What we have vs. what we need

Docker_1

Green: What Docker can capture today

Green: What we believe the entire application should consist of Red: The parts that  need to be captured

Green: What we believe the entire application should consist of
Red: The parts that need to be captured

Consistently managing containers: challenge < opportunity

To deliver on the promise of infrastructure as code, and portability of entire applications we need a way of safely and consistently managing the stateful as well as the stateless components of our apps in an ops-friendly way, across dev, staging and production environments. Managing stateful and stateless containers in a consistent way simplifies operations by unifying what would otherwise be at least two systems into one.

In a cloud infrastructure world it's necessary to do this with unreliable instances and effectively ephemeral "local" storage EBS volumes have a failure rate which, at scale, you have to plan for. Shared storage, e.g. NFS, doesn't work well in the cloud and introduces a single point of failure.

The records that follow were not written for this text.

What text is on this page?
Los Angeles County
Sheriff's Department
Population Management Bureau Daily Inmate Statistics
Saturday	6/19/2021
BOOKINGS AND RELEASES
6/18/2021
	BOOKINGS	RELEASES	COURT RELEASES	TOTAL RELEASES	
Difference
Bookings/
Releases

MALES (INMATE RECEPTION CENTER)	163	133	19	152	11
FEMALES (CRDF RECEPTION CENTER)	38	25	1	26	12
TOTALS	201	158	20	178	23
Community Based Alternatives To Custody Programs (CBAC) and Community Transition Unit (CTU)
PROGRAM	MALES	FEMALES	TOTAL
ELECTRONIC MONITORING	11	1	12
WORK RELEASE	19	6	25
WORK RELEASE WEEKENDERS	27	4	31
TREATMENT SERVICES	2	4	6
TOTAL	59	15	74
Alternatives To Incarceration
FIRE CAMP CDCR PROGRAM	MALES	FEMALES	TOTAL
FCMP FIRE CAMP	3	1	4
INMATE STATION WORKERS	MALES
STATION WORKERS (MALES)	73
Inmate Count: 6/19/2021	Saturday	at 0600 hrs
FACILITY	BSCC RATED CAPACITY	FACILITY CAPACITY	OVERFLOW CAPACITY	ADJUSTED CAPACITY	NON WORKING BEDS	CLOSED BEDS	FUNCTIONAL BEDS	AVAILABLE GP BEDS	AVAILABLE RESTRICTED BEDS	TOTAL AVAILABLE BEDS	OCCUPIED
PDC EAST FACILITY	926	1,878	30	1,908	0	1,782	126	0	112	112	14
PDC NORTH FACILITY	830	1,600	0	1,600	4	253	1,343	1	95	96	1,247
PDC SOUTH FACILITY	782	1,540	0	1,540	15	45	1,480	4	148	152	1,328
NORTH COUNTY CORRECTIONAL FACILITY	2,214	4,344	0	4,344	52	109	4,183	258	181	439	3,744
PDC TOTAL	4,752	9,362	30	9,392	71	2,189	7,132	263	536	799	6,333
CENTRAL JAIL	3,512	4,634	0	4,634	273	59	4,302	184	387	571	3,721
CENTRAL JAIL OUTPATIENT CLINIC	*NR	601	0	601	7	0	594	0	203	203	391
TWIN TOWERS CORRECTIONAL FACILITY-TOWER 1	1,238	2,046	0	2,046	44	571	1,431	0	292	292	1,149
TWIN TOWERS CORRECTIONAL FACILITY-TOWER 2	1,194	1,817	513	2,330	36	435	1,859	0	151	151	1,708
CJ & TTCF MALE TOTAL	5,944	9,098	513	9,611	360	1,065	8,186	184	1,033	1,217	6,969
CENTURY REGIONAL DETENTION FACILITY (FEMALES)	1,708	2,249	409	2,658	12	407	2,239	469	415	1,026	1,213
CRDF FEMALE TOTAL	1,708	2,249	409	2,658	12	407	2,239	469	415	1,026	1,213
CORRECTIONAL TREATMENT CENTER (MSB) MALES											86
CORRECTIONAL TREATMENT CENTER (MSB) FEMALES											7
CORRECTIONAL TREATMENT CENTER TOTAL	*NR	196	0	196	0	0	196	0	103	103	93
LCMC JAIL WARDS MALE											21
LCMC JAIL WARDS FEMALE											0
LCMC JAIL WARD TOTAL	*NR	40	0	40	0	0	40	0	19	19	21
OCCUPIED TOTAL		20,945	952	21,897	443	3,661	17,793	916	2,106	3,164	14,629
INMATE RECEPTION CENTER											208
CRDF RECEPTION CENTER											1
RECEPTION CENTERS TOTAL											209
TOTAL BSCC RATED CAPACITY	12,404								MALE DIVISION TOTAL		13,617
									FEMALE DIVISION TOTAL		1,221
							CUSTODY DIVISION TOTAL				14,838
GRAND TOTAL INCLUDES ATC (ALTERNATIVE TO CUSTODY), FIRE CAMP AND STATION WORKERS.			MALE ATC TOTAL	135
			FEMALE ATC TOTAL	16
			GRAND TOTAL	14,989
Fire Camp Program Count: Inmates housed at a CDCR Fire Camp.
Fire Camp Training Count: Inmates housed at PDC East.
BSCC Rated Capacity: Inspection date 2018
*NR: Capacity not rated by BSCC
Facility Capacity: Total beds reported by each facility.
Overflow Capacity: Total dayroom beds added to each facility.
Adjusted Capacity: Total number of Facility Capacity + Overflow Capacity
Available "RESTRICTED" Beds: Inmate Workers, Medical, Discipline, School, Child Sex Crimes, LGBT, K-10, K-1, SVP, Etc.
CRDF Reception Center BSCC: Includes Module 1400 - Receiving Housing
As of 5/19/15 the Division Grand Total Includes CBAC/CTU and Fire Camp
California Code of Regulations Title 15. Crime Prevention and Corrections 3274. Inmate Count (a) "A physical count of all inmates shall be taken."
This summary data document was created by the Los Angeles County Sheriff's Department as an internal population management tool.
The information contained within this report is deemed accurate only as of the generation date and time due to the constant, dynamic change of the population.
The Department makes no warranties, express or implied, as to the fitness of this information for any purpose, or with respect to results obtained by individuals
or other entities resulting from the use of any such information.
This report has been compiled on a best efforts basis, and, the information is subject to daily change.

We should be able to treat our data in the same way we treat our code: cheaply tag and branch it, and pull and push it around among locations. This allows us to become more our agile with our data.

Managing containers with persistent state is a significant problem, and one that must be solved for Docker to scale and the full promise of containerization to be realized. Containerized databases are not suitable for production workloads without solutions for data migration, cloning and failover. Developing these solutions presents some of the greatest challenges, and opportunities, in the Docker ecosystem and the PaaS market today.